The Censorship Arms Race
Internet censorship by authoritarian governments prohibits free and open access to information for millions of people around the world. Attempts to evade such censorship have turned into a continually escalating race to keep up with ever-changing, increasingly sophisticated internet censorship. Censoring regimes have had the advantage in that race because researchers must manually search for ways to circumvent censorship, a process that takes considerable time.
On November 14, 2019, a paper titled “Geneva: Evolving Censorship Evasion Strategies,” by Dave Levin, Kevin Bock, George Hughey and Xiao Qian was introduced at the Association for computing Machinery’s 26th Conference on Computer Communications Security in London. Levin, Bock and Hughey were computer scientists at the University of Maryland and Xiao Qian was a computer scientist at UC Berkeley. In addition, seven UMD undergraduate students worked on this project as part of Levin’s Breakerspace lab in the UMD Department of Computer Science.
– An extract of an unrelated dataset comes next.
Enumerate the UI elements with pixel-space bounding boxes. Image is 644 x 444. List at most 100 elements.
The paper addressed a new Artificial Intelligence system that could automatically learn how to detect and evade censorship from repressive regimes. The AI system called Geneva (short for genetic evasion) to detect and evade internet censorship efforts from repressive regimes. Geneva was designed to circumvent government censorship in two ways. The program could make the government oversight regard offending content as safe. Or, it could make it appear that the traffic was successfully censored when it was not. To keep users of the program from being in violation of restrictions on anti-censorship software, Geneva could run in the background of a web browser, without being fully installed.
Tested in China, India and Kazakhstan, Geneva found dozens of ways to circumvent censorship by exploiting gaps in censors’ logic and finding bugs that the researchers say would have been virtually impossible for humans to find manually.
At the time of its introduction, Dave Levin, an assistant professor of Computer science at UMD and senior author of the paper, said, “With Geneva, we are, for the first time, at a major advantage in the censorship arms race. Geneva represents the first step toward a whole new arms race in which artificial intelligence systems of censors and evaders compete with one another. Ultimately, winning this race means bringing free speech and open communication to millions of users around the world who currently don’t have them.”
Under the Hood
All information on the internet is broken into data packets by the sender’s computer and reassembled by the receiving computer. One prevalent form of internet censorship used by authoritarian regimes works by monitoring the data packets sent during an internet search. The censor blocks requests that either contain flagged keywords (such as “Tiananmen Square” in China) or prohibited domain names (such as “Wikipedia” in many countries).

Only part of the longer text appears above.